Risteard O Domhnaill, amid sweeping shots of the affected areas, filmed the various actions and interviewed many of the personalities from the beginning of the fight. Shell did not take part and neither did the authorities who granted permission or enforced it, so it is really the story as told from the perspective of the local opposition. It makes it less objective, but interesting viewing nonetheless.
The Pipe opens on Friday,
ANYONE who witnessed last year's underwhelming remake of The Taking of Pelham 123 will know that movies which threaten carnage of the train carriage variety can be hit-and-miss affairs, but this Tony Scott-directed feature succeeds brilliantly.Inspired by true events, Unstoppable takes rural Pennsylvania as its primary backdrop and reunites two of the main players in that aforementioned remake -- director Scott, and Denzel Washington. The ever-reliable Washington stars alongside Chris Pine as they play two railroad employees whose day is about to take a turn for the life-threatening.
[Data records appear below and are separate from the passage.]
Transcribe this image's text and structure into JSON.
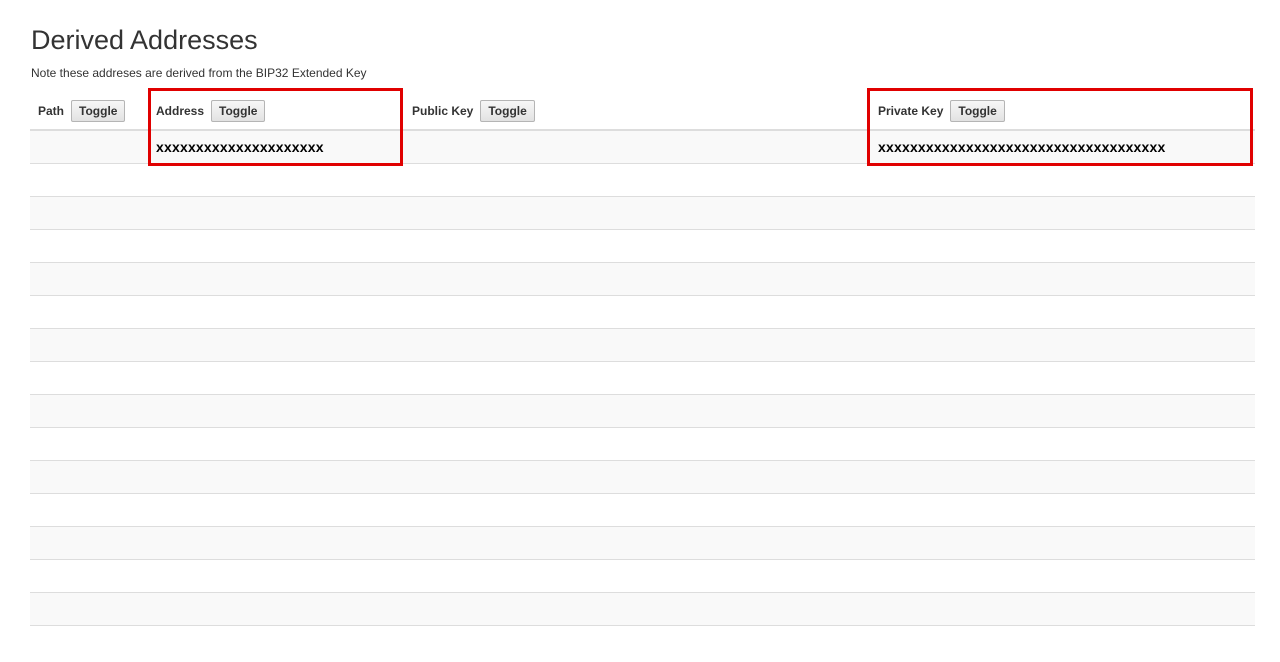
{
  "section": {
    "title": "Derived Addresses",
    "note": "Note these addreses are derived from the BIP32 Extended Key"
  },
  "table": {
    "columns": [
      {
        "label": "Path",
        "toggle": "Toggle"
      },
      {
        "label": "Address",
        "toggle": "Toggle"
      },
      {
        "label": "Public Key",
        "toggle": "Toggle"
      },
      {
        "label": "Private Key",
        "toggle": "Toggle"
      }
    ],
    "rows": [
      {
        "path": "",
        "address": "xxxxxxxxxxxxxxxxxxxxx",
        "pubkey": "",
        "privkey": "xxxxxxxxxxxxxxxxxxxxxxxxxxxxxxxxxxxx"
      },
      {
        "path": "",
        "address": "",
        "pubkey": "",
        "privkey": ""
      },
      {
        "path": "",
        "address": "",
        "pubkey": "",
        "privkey": ""
      },
      {
        "path": "",
        "address": "",
        "pubkey": "",
        "privkey": ""
      },
      {
        "path": "",
        "address": "",
        "pubkey": "",
        "privkey": ""
      },
      {
        "path": "",
        "address": "",
        "pubkey": "",
        "privkey": ""
      },
      {
        "path": "",
        "address": "",
        "pubkey": "",
        "privkey": ""
      },
      {
        "path": "",
        "address": "",
        "pubkey": "",
        "privkey": ""
      },
      {
        "path": "",
        "address": "",
        "pubkey": "",
        "privkey": ""
      },
      {
        "path": "",
        "address": "",
        "pubkey": "",
        "privkey": ""
      },
      {
        "path": "",
        "address": "",
        "pubkey": "",
        "privkey": ""
      },
      {
        "path": "",
        "address": "",
        "pubkey": "",
        "privkey": ""
      },
      {
        "path": "",
        "address": "",
        "pubkey": "",
        "privkey": ""
      },
      {
        "path": "",
        "address": "",
        "pubkey": "",
        "privkey": ""
      },
      {
        "path": "",
        "address": "",
        "pubkey": "",
        "privkey": ""
      }
    ]
  },
  "annotations": {
    "highlight_color": "#e00000"
  }
}
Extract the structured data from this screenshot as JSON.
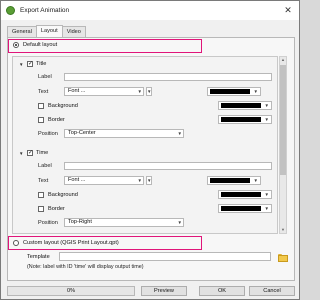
{
  "window": {
    "title": "Export Animation",
    "close_glyph": "✕",
    "icon": "qgis-logo-icon"
  },
  "tabs": [
    {
      "label": "General",
      "active": false
    },
    {
      "label": "Layout",
      "active": true
    },
    {
      "label": "Video",
      "active": false
    }
  ],
  "default_layout": {
    "label": "Default layout",
    "selected": true
  },
  "title_group": {
    "header": "Title",
    "checked": true,
    "label_field": {
      "label": "Label",
      "value": ""
    },
    "text": {
      "label": "Text",
      "font_button": "Font ...",
      "color": "#000000"
    },
    "background": {
      "label": "Background",
      "checked": false,
      "color": "#000000"
    },
    "border": {
      "label": "Border",
      "checked": false,
      "color": "#000000"
    },
    "position": {
      "label": "Position",
      "value": "Top-Center"
    }
  },
  "time_group": {
    "header": "Time",
    "checked": true,
    "label_field": {
      "label": "Label",
      "value": ""
    },
    "text": {
      "label": "Text",
      "font_button": "Font ...",
      "color": "#000000"
    },
    "background": {
      "label": "Background",
      "checked": false,
      "color": "#000000"
    },
    "border": {
      "label": "Border",
      "checked": false,
      "color": "#000000"
    },
    "position": {
      "label": "Position",
      "value": "Top-Right"
    }
  },
  "custom_layout": {
    "label": "Custom layout (QGIS Print Layout.qpt)",
    "selected": false
  },
  "template": {
    "label": "Template",
    "value": "",
    "note": "(Note: label with ID 'time' will display output time)"
  },
  "bottom": {
    "progress": "0%",
    "progress_value": 0,
    "preview": "Preview",
    "ok": "OK",
    "cancel": "Cancel"
  },
  "colors": {
    "highlight": "#e0157a",
    "swatch": "#000000"
  }
}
A combination of "human error and bad luck" has resulted in a chain of events that sees an unmanned freight train, or, to give it its proper title, a "missile the size of the Chrysler Building" careering through the Pennsylvania countryside on a collision course with a densely populated town. The "missile" bit comes courtesy of the fact that the train is loaded with explosive material.
Big-buck production values, minimal amounts of CGI together with the director's wizardry (quick cuts, shaky cam, etc) ensure that a rendezvous with the edge of your seat is guaranteed. Unstoppable doesn't have to be just a boys' night out.